Кстати сказать, коммерческую сторону этого безобразия желательно было не афишировать перед учителями. Хуси брал ее на себя, за что ему полагалось 40 процентов навара, что казалось мне долей вполне достаточной. Правда, поначалу из-за этих процентов у нас были с ним разногласия; я как-то не обратил внимания, что Хуси, во-первых, не понимал, что такое 40 процентов, а когда я ему объяснил — мол, четыре из десяти, на лице его выразилось изумление, граничащее с замешательством: почему именно четыре и какое, хотелось бы знать, отношение четыре имеют к сорока; а во-вторых, ему хотелось делить все поровну. Но я не считал это справедливым, к чему побуждала меня отнюдь не алчность, а исключительно уважение к таланту; и потом, если разобраться, 40 процентов — и так почти половина.

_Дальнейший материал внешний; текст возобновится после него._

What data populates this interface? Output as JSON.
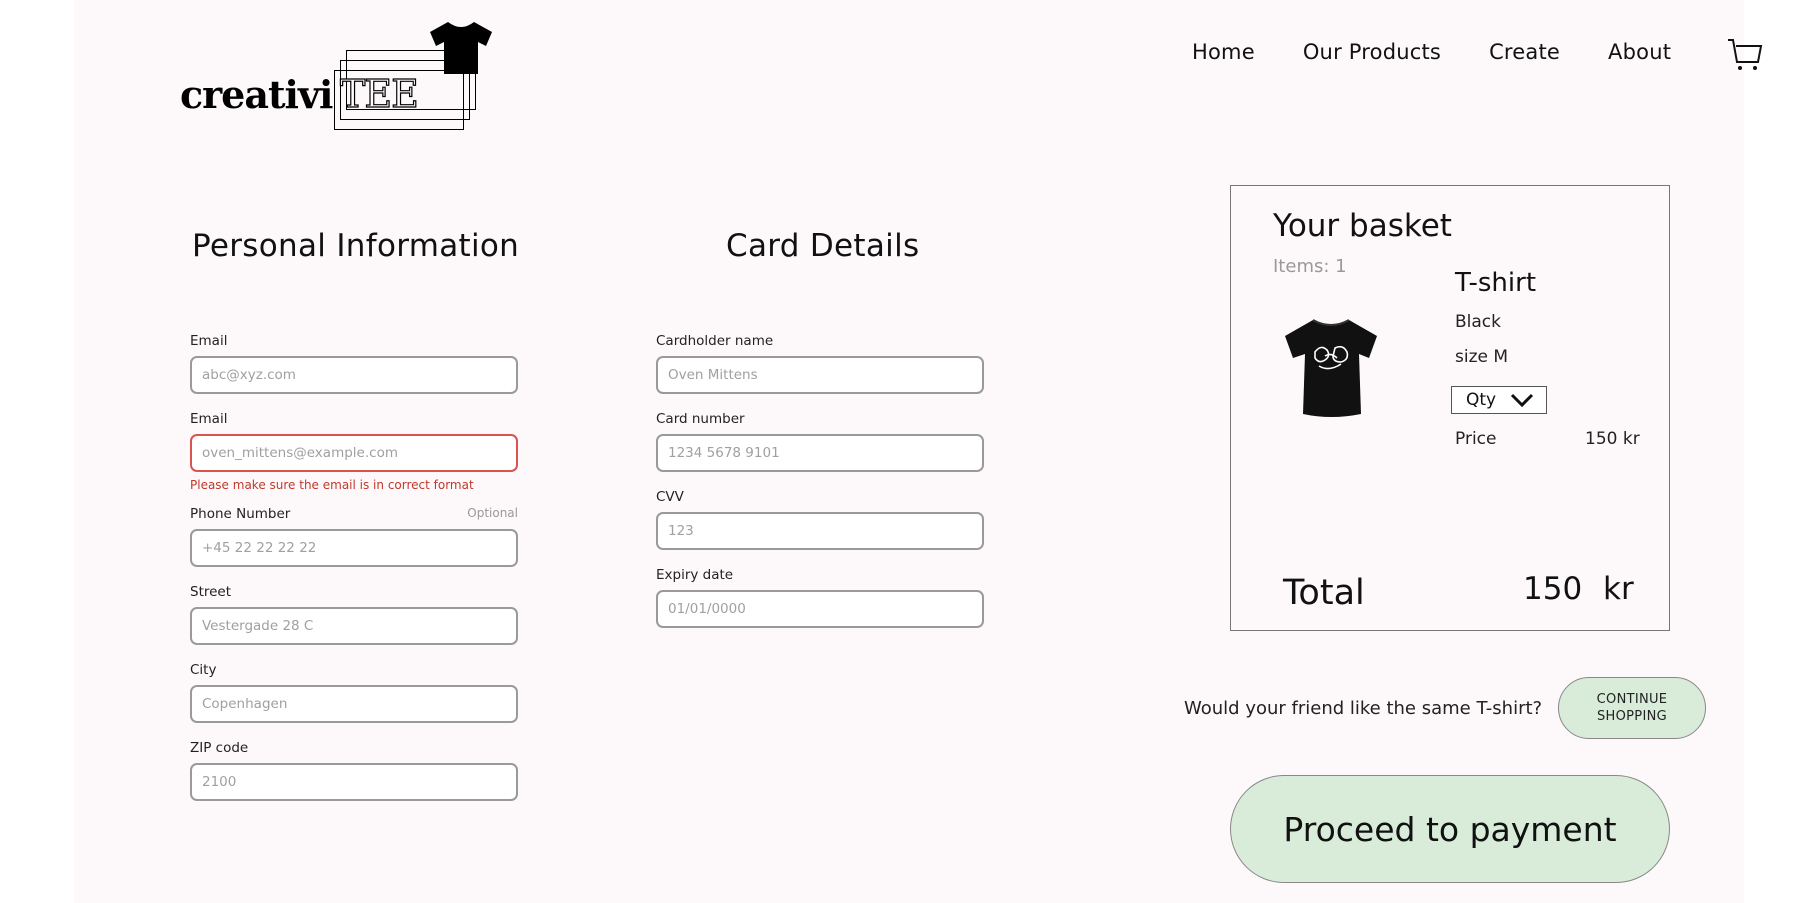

Во избежание недоразумений скажу: Хуси-младший не состоял при мне в денщиках или лакеях, в наших отношениях ничто не напоминало отношений хозяина и слуги, мы были партнерами, каждый вносил в общее дело свои знания и умения, вся разница между нами состояла лишь в том, что я сидел, а он, по понятным причинам, стоял. А умей я хорошо набивать каштан стоя, то, ясное дело, я бы тоже стоял.
Итак, в начале шестидесятых, на большой перемене, я сидел как ни в чем не бывало у школьной ограды, представления не имея о насущных заботах Никиты Сергеевича Хрущева по поводу хлеба и братьев-китайцев, когда надо мной распростерлась густая и длинная, по-осеннему мягкая тень, отбрасываемая Хусаром-старшим; я смекнул, что забот сейчас прибавится у меня, хотя и не знал еще, по какому конкретно поводу.
Хусара-старшего в школе боялись все, включая учителей и Хуси-младшего. Я, понятное дело, тоже. Парень он был необузданный, дикий и кровожадный, темный, как подвал, но при том жутко изворотливый и непредсказуемый. Его трижды оставляли на второй год, и терять ему было нечего — совсем как моим родителям.